La Villa Lebel - «Ar Gwasked»
La famille Lebel à Pors Carn
En 1898, le 8 Mars, Alfred Georges Lebel (o 27Août 1872 †1944) se marie avec Rachel Stapfer (o 18 Juillet 1875 †1958) à la mairie du VIIIème arrondissement de Paris.
Le couple n'est pas fortuné : Alfred est employé de banque et Rachel sans profession...
En 1899, le 7 Janvier voit la naissance, à Paris XVIIeme, de leur premier fils, Hugues qui décède 13 jours plus tard, le 20 Janvier.
En 1902, le 1er Juin voit naître à Paris XVIIeme, Remy, leur second fils, futur co-gérant de la Société de courtage familiale, puis gérant au décès de son père.
En 1904, le 22 Mars voit la naissance, à Paris XVIIeme, d'un troisième garçon, Yves Marc, qui décédera le 23 Mars 1913 à l'âge de 9 ans.
En 1905, le 19 Mai voit naître à Paris XVIIeme, Frédéric, quatrième et dernier garçon de la fratrie, futur Docteur-chirurgien à Mantes-la-Jolie.
En 1912, Alfred Georges Lebel se lance en fondant sa propre société de courtage «Lebel & Compagnie».
Alfred travaille beaucoup, et la bonne fortune est au rendez-vous.
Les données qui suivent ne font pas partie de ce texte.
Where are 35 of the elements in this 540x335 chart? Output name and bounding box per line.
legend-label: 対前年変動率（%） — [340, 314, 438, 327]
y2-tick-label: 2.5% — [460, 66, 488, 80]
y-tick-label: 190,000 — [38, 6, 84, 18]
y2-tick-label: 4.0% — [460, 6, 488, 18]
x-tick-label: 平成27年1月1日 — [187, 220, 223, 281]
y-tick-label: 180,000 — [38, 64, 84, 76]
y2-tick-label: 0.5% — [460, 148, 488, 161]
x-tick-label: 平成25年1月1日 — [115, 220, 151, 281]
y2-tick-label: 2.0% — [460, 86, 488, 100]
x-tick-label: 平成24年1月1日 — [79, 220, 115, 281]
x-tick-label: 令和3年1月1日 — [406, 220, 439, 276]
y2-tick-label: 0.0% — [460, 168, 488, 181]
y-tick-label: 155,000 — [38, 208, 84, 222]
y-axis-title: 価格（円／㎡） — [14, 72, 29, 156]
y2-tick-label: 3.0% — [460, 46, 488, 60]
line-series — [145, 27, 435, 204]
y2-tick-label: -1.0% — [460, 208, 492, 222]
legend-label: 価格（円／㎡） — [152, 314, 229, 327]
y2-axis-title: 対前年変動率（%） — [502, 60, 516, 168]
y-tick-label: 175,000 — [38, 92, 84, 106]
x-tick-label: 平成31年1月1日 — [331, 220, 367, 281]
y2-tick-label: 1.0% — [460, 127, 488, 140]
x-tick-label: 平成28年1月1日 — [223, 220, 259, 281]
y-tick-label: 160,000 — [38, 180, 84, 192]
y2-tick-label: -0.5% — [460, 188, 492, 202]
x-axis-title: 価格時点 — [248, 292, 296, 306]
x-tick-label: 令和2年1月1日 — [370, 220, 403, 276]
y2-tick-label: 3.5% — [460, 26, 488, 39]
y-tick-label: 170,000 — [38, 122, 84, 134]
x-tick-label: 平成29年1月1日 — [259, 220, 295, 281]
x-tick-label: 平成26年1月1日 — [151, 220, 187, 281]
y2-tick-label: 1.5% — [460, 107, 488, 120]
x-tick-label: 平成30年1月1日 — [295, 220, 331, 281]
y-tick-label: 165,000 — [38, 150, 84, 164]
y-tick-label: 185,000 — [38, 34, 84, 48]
En 1925, le couple Lebel, venu en villégiature à Penmarc'h tombe sous le charme beau et sauvage de Pors Carn. Ce quartier de Penmarc'h est habité par nombre de célébrités et d'érudits, attirés tant par la beauté du lieu que par la proximité du «beau monde» drainé par le Musée et par les bains de mer de Pors Carn, devenus à la mode.
Les Lebel achètent alors plusieurs parcelles de terrain (12.000 m2) à l'extrémité Est de la pointe de Pors Carn.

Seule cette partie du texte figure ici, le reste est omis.